Buying a car isn't easy. It's a hassle to spend hours upon hours searching massive lots, and it's time-consuming to pore over pages upon pages of reviews. And, after finally deciding which of the dozens of cars to buy, it's especially hard to pay for one. Now, imagine doing all of that in virtual reality—minus the paying part.
Online used car seller Vroom debuted a virtual reality showroom that lets users explore the 15 makes and models available with the comfort of their own headset. The experience, created in partnership with Dallas agency 900lbs of Creative, allows users to get as close as possible, digitally speaking, to their next set of wheels via HTC Vive headsets. (The launch also coincides with a TV ad campaign featuring Rachel Dratch and John Leguizamo that launched in July.) The experience will be available first in pop-up locations in Phoenix along with Vroom's showrooms in Dallas and Houston.
According to Vroom's chief marketing officer, Gaurav Misra, the goal is to give consumers added insight to help them feel more confident when buying a high-ticket item online. That's not to say people aren't buying them from Vroom already: The company began a little more than two years ago and sells thousands of cars a month. Its total monthly revenue is around $100 million, Misra said, which puts the company on track to cross the $1 billion mark this year.
"So many pieces are so endemic of how car buying has been at so many elements that when you show the counter of that, there's a little bit of disbelief," Misra told Adweek. "And so we have to work harder at making people understand and explaining why this makes sense to us."
So how does this all work? During a virtual test drive in New York last month, Adweek explored the VR showroom before taking one of the cars for a spin. Picture a vast warehouse or garage—the kind you might find in "The Fast and the Furious"—filled with cars ranging from $25,000 to $60,000. By aiming the headset at various parts of the room, you can get closer to any given model or stare directly at a car to get more information about it. You can then also take a test drive to feel what it's like to ride in the car while cruising along with a 360-degree video of a street in Texas.
The cars are animated, which makes the experience more like a video game than an actual drive to work. It's also obviously impossible to feel what it's like to sit in the car, which could be a deal-breaker for more tactile buyers. However, there's already a second phase in development that makes the experience feel more like a real lot.
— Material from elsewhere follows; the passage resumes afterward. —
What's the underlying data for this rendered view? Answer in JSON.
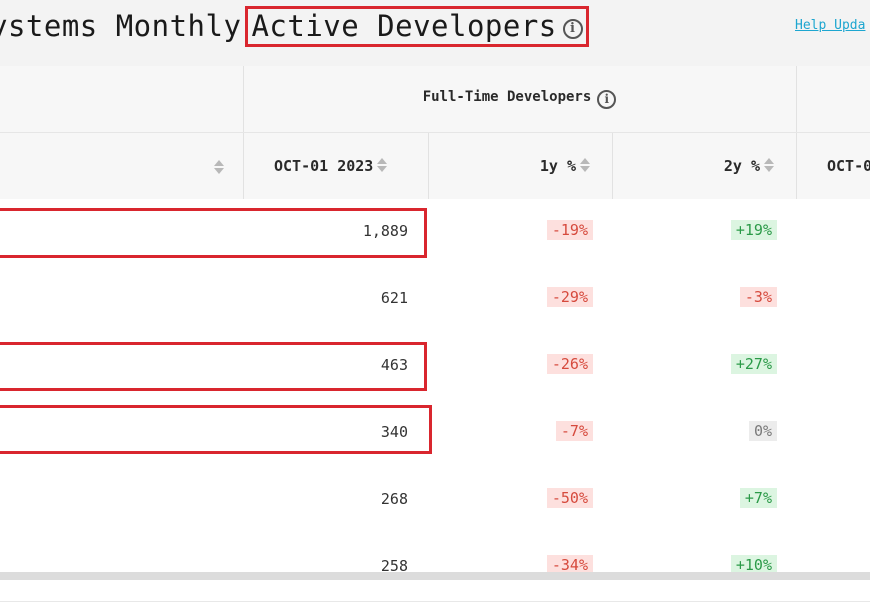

That's partially why Vroom offers buyers a free one-week trial, during which they can get a car delivered to their home to drive around for seven days and then return if they're not happy. Misra said the experience is meant to get consumers excited about the Vroom brand and the cars it sells. And while there's a long way to go, he said, it's a way of "putting our flag on the moon."
"The same way Apple has stores, we think it's a great way to get awareness and to get people familiar with the brand, and then hopefully, of course, that translates into an ROI," Misra said. "We want to develop it into a place. I don't know what that time is—six or 12 months—where people are actually transacting. They're searching for cars in this experience."